Un dato/hecho: La primera temporada de 'Fargo', la serie, se desarrolla en Bemidji, al norte de Minnesota. Pero ni una sola escena se rodó allí (todo se filmó en Calgary, Canadá). Como buena ficción, su verdad no está en el respeto a la realidad física o geográfica. De esa tenemos de sobra con los mapas.
Una imagen: 'M' de mito en un amanecer junto a la interestatal.
Un descubrimiento: El Estado de Mississippi y Minnesota están separados por casi 2.000 kilómetros. Solo comparten el río. O no: también cierto carácter en su paisaje.En plena autopista, me sueltas en Minnesota sin saberlo y me preguntas dónde estoy y contesto que Mississippi. El río es mucho río.
En Bemidji se sienten muy orgullosos de su leñador Paul y su toro Babe, ambas esculturas creadas para una feria del gremio en los años 30 y que perduran casi un siglo después como símbolos muy pop (eso hay que reconocerlo) de la comarca.

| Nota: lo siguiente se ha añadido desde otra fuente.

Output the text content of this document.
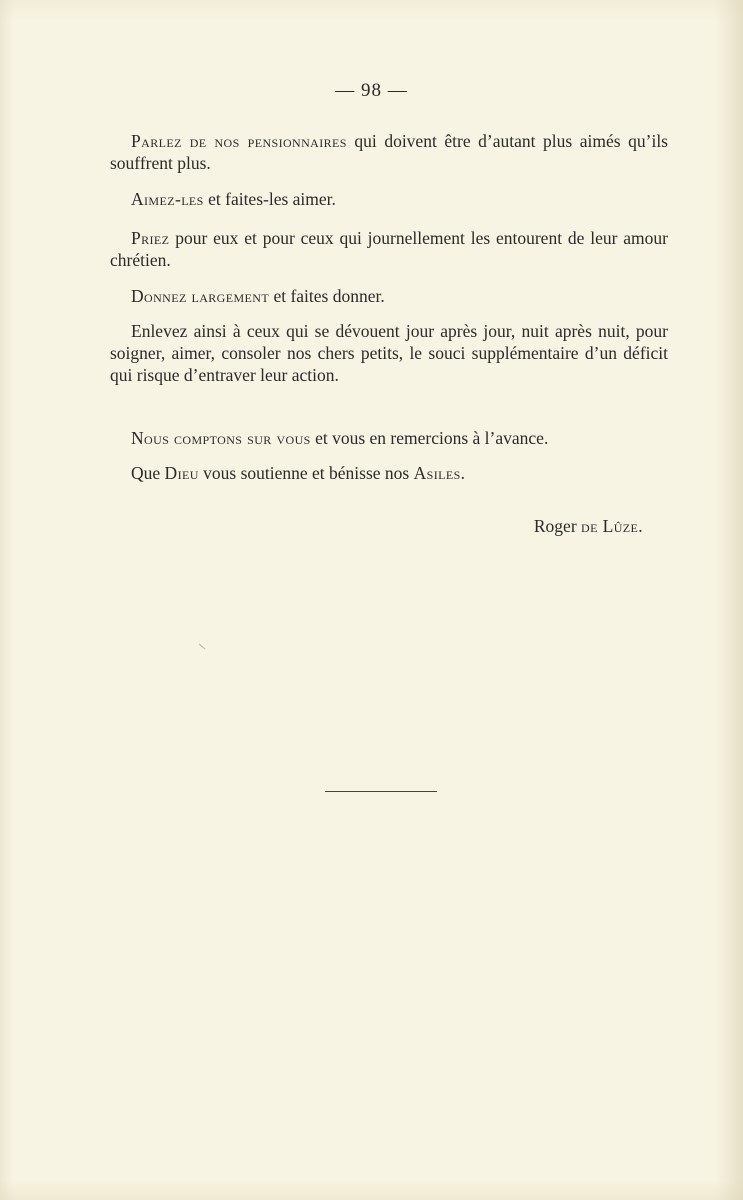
— 98 —

Parlez de nos pensionnaires qui doivent être d’autant plus aimés qu’ils souffrent plus.

Aimez-les et faites-les aimer.

Priez pour eux et pour ceux qui journellement les entourent de leur amour chrétien.

Donnez largement et faites donner.

Enlevez ainsi à ceux qui se dévouent jour après jour, nuit après nuit, pour soigner, aimer, consoler nos chers petits, le souci supplémentaire d’un déficit qui risque d’entraver leur action.

Nous comptons sur vous et vous en remercions à l’avance.

Que Dieu vous soutienne et bénisse nos Asiles.

Roger de Lûze.
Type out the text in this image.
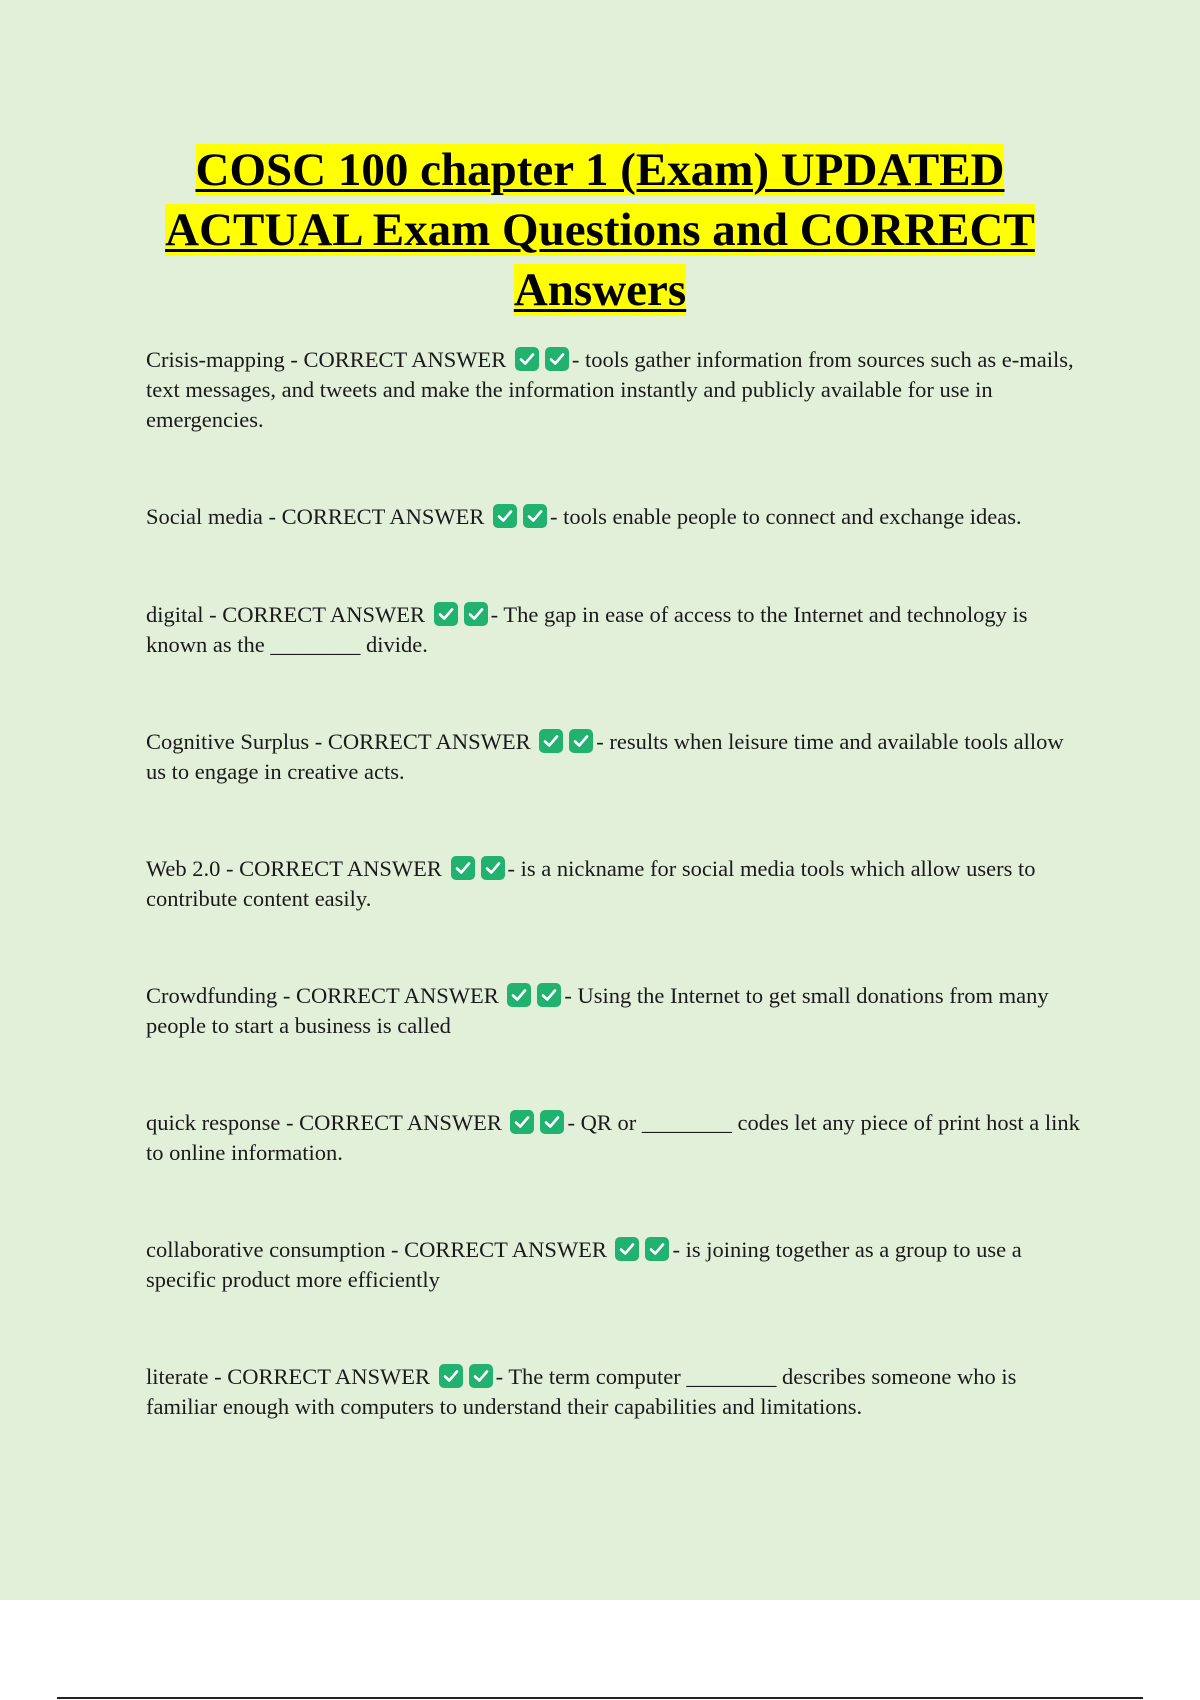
COSC 100 chapter 1 (Exam) UPDATED ACTUAL Exam Questions and CORRECT Answers

Crisis-mapping - CORRECT ANSWER	- tools gather information from sources such as e-mails, text messages, and tweets and make the information instantly and publicly available for use in emergencies.

Social media - CORRECT ANSWER	- tools enable people to connect and exchange ideas.

digital - CORRECT ANSWER	- The gap in ease of access to the Internet and technology is known as the ________ divide.

Cognitive Surplus - CORRECT ANSWER	- results when leisure time and available tools allow us to engage in creative acts.

Web 2.0 - CORRECT ANSWER	- is a nickname for social media tools which allow users to contribute content easily.

Crowdfunding - CORRECT ANSWER	- Using the Internet to get small donations from many people to start a business is called

quick response - CORRECT ANSWER	- QR or ________ codes let any piece of print host a link to online information.

collaborative consumption - CORRECT ANSWER	- is joining together as a group to use a specific product more efficiently

literate - CORRECT ANSWER	- The term computer ________ describes someone who is familiar enough with computers to understand their capabilities and limitations.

Un error: El ritmo del viaje y la responsabilidad que conlleva me impiden hacer cosas como quedarme esta tarde en la Bemidji Brewing probando una por una sus quince variedades de cervezas caseras.
En este local, el Armory de Duluth, en una noche de finales de enero de 1959, un adolescente Bob Dylan se quedó enamorado de la música de Buddy Holly, quien moriría tres días despues.
Una historia: Anoche me visitó en sueños el fantasma de Buddy Holly. Solo él, que Ritchie Valens andaba de gira onírica, empeñado en demostrar a las nuevas generaciones hispanas que la verdadera música latina era su 'Bamba' y no tanto perreo. -Hola, soy Buddy. -Ya te veo. -He venido a contarte una cosa. -Pues eso está muy bien porque no tenía clara la historia de hoy. -Todo pasa por alguna razón. -Eso se lo has quitado a Paulo Coelho. Manifiestamente enfadado, Buddy se ajusta el puente de las gafas antes de decir: -Te equivocas. Paulo Coelho no ha inventado ninguna chorrada nueva. Todo estaba en las canciones de rock de los 40 y 50. Todo. Lo malo y lo bueno. -Si tú lo dices. -No me toques los cojones que puedo tener cara de pajillero de instituto, pero soy de Texas. -Vale, habla: que nos quedamos sin líneas. -¿Sabias que justo tres noches antes de matarme conocí a Bob Dylan? O, mejor dicho, él fue a un concierto de nuestra banda (los mismos que nos quedamos a vivir para siempre entre el maíz de Iowa) en Duluth. Y la historia de la música cambió en ese momento. De la música y de las artes. -Ajá. -No me irás a negar que Dylan es el mejor autor de música popular del último siglo. -Lo que no veo es que sea gracias a ti. -No, yo no hice nada más que morirme. Lo que quiero decir es que mira a Dylan y mira a Fiztgerald, el otro gran creador universal de Minnesota. -Me he perdido. -A Dylan solo le importa su música, sus letras y sus acordes. Sale a cantar en un concierto y no levanta la mirada del teclado. Va allí a tocar, no a ser vanagloriado. Le importa lo que hace, ama lo que hace, respeta lo que hace. -¿Y qué tiene que ver con Fitzgerald? -Fitzgerald era un paleto de provincias en la gran ciudad. Un tipo con un don sublime pero al que no le importaba la literatura salvo como vehículo para su ego y alcanzar la fama y bebérsela y drogarse y tirarse a lo primero que se moviera. Era el Cristiano Ronaldo de la generación perdida. -Pero fue bueno. Lo es. Sí, es un poco pedante y recargado, pero es genial. -No me has entendido. Luego me acusas de ser como Paulo Coelho y decir obviedades. Pero se trata de cómo lo haces y por qué y puede que por quién (mientras no sea por ti mismo). El para qué es un callejón sin salida.